Des propos qu’appuie Navy Malela qui égrène également d’autres manquements, selon lui.
« Il y avait des comptes qui fonctionnaient sans que tous les documents soient là. Des gens venaient déposer de l’argent en dollar et les conversions étaient faites directement en euros. C’était une action réfléchie ».
Croissance soudaine à Afriland First Bank
Les deux agents estiment même que ce sont ces activités qui ont stimulé l’impressionnante croissance de Afriland First Bank.
La banque a connu une croissance exceptionnelle. Selon ses états financiers, elle a doublé les dépôts entre 2017 et 2018.
« On est sixième sur le marché. Est-ce que vous avez regardé les autres? Est-ce que vous savez qu’en 2016, on a récupéré le portefeuille de déposants de la Fibank. On a récupéré tout son portefeuille de clients, il y avait la Regideso, la Snel et beaucoup d’autres. C’est comme si deux banques avaient fusionné. Le rachat de la Fibank est l’élément principal de la croissance de notre banque », explique Patrick Kafindo.
Koko Lobanga Gradi et Navy Malela interpellent la Banque centrale du Congo sur sa responsabilité sur le contrôle et les différentes étapes de validation quand il s’agit des flux importants d’argent.
« Comment au niveau de notre pays, les sanctions ne sont pas prises même quand il s’agit des cas de flagrance? Les sanctions américaines sont prises par les Américains, pourquoi nous ne devons pas nous occuper des crimes économiques qui sont perpétrés chez nous », s’interroge Navy Malela, qui estime qu’il ne s’agit pas d’une question d’une banque, mais de l’ensemble du système bancaire congolais.
Les autorités congolaises sont au courant de certaines pratiques litigieuses.
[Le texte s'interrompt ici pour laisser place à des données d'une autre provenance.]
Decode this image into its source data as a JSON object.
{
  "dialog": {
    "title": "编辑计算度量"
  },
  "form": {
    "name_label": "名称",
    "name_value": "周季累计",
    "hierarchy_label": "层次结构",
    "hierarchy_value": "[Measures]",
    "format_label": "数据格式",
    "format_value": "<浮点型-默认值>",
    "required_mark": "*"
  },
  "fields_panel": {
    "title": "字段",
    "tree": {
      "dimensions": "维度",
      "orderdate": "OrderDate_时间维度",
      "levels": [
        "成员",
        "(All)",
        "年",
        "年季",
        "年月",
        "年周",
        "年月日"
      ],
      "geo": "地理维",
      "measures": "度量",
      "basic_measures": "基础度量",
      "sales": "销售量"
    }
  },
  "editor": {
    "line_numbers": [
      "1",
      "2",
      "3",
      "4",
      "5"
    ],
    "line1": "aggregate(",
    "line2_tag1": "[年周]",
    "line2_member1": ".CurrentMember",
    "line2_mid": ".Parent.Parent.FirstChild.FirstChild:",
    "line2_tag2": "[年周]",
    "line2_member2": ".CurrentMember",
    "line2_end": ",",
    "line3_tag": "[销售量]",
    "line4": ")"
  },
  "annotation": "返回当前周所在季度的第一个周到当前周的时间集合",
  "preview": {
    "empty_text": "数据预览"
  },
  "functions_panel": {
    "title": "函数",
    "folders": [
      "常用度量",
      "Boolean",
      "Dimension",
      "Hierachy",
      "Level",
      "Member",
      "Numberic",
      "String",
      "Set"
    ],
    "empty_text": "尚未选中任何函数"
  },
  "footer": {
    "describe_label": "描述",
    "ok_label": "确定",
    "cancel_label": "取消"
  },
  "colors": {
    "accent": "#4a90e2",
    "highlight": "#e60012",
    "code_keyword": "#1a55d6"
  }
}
Les réseaux de blanchiment d’argent ne sont pas inconnus d’elles. A ce stade, les structures de lutte contre ces réseaux sont encore fragiles, et certains conseillers de Félix Tshisekedi relativisent sous cape.
“Nous savons qu’il y en a qui blanchissent de l’argent, mais s’ils blanchissent ici et construisent ici. C’est déjà mieux”, confie un proche du président de la République.
ACTUALITE.CD vous propose son dossier complet ce vendredi.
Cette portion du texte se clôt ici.